Ten Things I Know About My Dad
- His name was Pythagoras Chaudhury. I know, right? Who’d call their kid Pythagoras? Well, Byron Chaudhury-Roy, for one. Grandpa Byron had got his name because his father loved English classical poets. He once told me, “It could be worse, Al. I could have been called Elizabeth Browning.” I laughed, even though I didn’t know who Elizabeth Browning was. Anyway, Dad called himself Pye, and sometimes for a joke wrote his name like the Greek letter pi. You know: π. His sister’s called Hypatia, and she lives in Canada, but I’ve only ever met her the once. Well, twice actually, if you include when she was five, which we’ll get to later. Dad said that Hypatia was the ‘mother of modern maths’. The original Hypatia, that is, not his sister. She’s an estate agent.
- He loved me very much. This is what Mum always tells me, so it must be true.
- His favourite meal was fish and chips with chilli pickle. He said to Mum that, like them, it was the perfect Anglo-Indian marriage. Except he was only half-Indian, because Grandma Julie was Welsh.
- He was very, very clever. He once built a dishwasher in the garage from old parts that he got off a friend. Mum said it didn’t work very well, but she never said that to him.
- He and Mum met when Dad was a student at university becoming a doctor. Not a real doctor, but an engineering doctor. That’s what they call you when you pass an exam called a PhD, so his name was really ‘Doctor Chaudhury’, though he never called himself that in case people thought he was a real doctor and wanted him to cure them. Mum was working at the university bookshop.

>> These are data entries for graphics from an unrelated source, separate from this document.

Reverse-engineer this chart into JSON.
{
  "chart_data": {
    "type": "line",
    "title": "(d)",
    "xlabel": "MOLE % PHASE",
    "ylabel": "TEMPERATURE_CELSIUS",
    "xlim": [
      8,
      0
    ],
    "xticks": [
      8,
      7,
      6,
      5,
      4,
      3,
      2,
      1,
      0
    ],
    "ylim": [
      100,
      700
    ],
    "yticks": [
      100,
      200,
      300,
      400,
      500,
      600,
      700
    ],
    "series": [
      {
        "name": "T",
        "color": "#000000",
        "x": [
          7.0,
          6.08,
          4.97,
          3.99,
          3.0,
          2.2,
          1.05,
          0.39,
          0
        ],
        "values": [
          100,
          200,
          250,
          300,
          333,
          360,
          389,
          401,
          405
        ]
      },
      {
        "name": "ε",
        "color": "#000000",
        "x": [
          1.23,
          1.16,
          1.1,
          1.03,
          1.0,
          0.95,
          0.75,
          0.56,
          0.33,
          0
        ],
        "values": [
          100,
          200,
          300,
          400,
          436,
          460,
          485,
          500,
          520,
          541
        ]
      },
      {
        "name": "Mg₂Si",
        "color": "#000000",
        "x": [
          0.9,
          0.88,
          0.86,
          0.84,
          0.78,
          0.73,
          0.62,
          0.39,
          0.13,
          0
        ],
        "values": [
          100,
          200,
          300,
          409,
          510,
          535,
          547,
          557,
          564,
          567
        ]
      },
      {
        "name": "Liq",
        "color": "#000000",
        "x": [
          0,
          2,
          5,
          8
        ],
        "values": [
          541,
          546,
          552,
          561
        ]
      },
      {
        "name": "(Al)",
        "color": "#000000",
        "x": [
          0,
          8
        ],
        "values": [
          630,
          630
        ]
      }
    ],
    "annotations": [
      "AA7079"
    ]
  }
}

- He wasn’t very handsome. I know that sounds mean, but he wasn’t. He wasn’t ugly or anything, not like Tara Simmons’s dad, he was just … all right. I’ve seen photos and video and stuff, and he’s sort of skinny, with loads of black hair (‘a bird’s nest’ Mum says) and a slightly pointy nose. It’s his smile you notice, though. Mum says it was his smile that she fell in love with first. There’s a picture that we had up on the mantelpiece until shortly after Mum started going out with Steve, and Dad was grinning at the camera and you could see what she meant. When he smiled he became almost good-looking, except for a crooked bottom tooth. I think he looks nice. I wish Mum hadn’t taken the picture down. She probably thinks I haven’t noticed.
- My dad didn’t really have any hobbies, like football or fishing. He just liked doing stuff with computers. At work he wrote software programs that helped other programmers write their software programs.

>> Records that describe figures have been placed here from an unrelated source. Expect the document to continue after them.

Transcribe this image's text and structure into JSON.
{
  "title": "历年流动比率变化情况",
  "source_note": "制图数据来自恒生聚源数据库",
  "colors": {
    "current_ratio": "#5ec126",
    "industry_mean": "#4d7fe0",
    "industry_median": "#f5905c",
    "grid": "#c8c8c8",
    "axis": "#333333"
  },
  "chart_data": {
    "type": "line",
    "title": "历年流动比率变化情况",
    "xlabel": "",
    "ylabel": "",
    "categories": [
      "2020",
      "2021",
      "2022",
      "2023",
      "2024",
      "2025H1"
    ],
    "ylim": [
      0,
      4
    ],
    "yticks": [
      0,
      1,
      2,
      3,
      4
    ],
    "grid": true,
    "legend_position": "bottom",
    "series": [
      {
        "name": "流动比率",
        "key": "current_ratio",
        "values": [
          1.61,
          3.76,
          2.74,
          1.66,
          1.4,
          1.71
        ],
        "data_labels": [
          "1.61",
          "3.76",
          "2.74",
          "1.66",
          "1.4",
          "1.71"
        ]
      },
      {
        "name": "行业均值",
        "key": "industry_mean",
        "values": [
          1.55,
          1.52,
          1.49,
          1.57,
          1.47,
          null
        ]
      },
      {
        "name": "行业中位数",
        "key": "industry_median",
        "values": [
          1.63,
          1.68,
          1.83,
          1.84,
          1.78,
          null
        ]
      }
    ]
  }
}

- He died four years ago, when I was eight. I have tried to forget most of it, but I do remember the ambulance, and going to stay with Aunty Ellie. Everyone said I was being ‘brave’ but I just didn’t feel like crying until a few days later, and by then it was too late to start.

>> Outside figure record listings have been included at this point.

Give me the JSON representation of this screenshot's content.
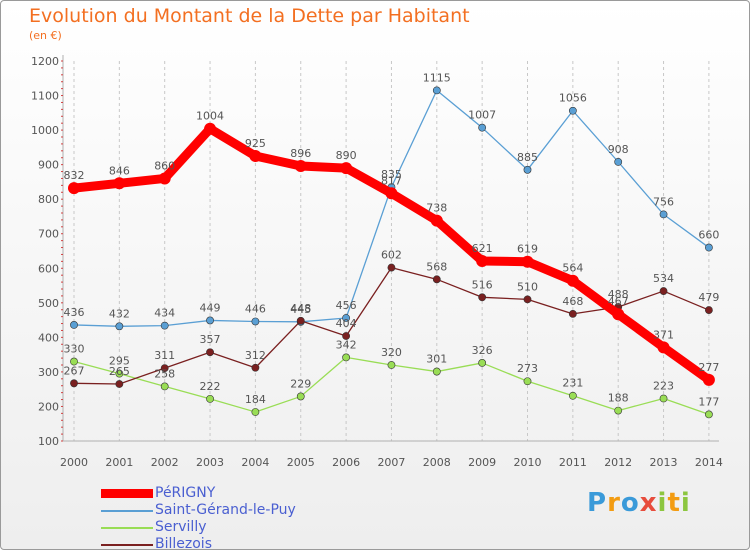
{
  "title": "Evolution du Montant de la Dette par Habitant",
  "subtitle": "(en €)",
  "logo": {
    "text": "Proxiti",
    "icon": "proxiti-logo"
  },
  "chart_data": {
    "type": "line",
    "title": "Evolution du Montant de la Dette par Habitant",
    "subtitle": "(en €)",
    "xlabel": "",
    "ylabel": "",
    "x": [
      "2000",
      "2001",
      "2002",
      "2003",
      "2004",
      "2005",
      "2006",
      "2007",
      "2008",
      "2009",
      "2010",
      "2011",
      "2012",
      "2013",
      "2014"
    ],
    "ylim": [
      100,
      1200
    ],
    "yticks": [
      100,
      200,
      300,
      400,
      500,
      600,
      700,
      800,
      900,
      1000,
      1100,
      1200
    ],
    "grid": "vertical dashed",
    "legend_position": "bottom-left",
    "series": [
      {
        "name": "PéRIGNY",
        "color": "#ff0000",
        "style": "thick",
        "values": [
          832,
          846,
          860,
          1004,
          925,
          896,
          890,
          817,
          738,
          621,
          619,
          564,
          467,
          371,
          277
        ]
      },
      {
        "name": "Saint-Gérand-le-Puy",
        "color": "#5a9fd4",
        "style": "thin",
        "values": [
          436,
          432,
          434,
          449,
          446,
          445,
          456,
          835,
          1115,
          1007,
          885,
          1056,
          908,
          756,
          660
        ]
      },
      {
        "name": "Servilly",
        "color": "#99dd55",
        "style": "thin",
        "values": [
          330,
          295,
          258,
          222,
          184,
          229,
          342,
          320,
          301,
          326,
          273,
          231,
          188,
          223,
          177
        ]
      },
      {
        "name": "Billezois",
        "color": "#7a2020",
        "style": "thin",
        "values": [
          267,
          265,
          311,
          357,
          312,
          448,
          404,
          602,
          568,
          516,
          510,
          468,
          488,
          534,
          479
        ]
      }
    ]
  }
}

- He could sing songs in Punjabi. There was one that he taught to Mum as well that they’d sing to me at bedtime, but she never sang it after he died. I asked her about it not so long ago and she said she had forgotten it, but I think she might have been fibbing.
That’s only nine, but I can’t think of anything else. Is that really bad of me?
I’m sometimes scared that I’m forgetting what my dad was like.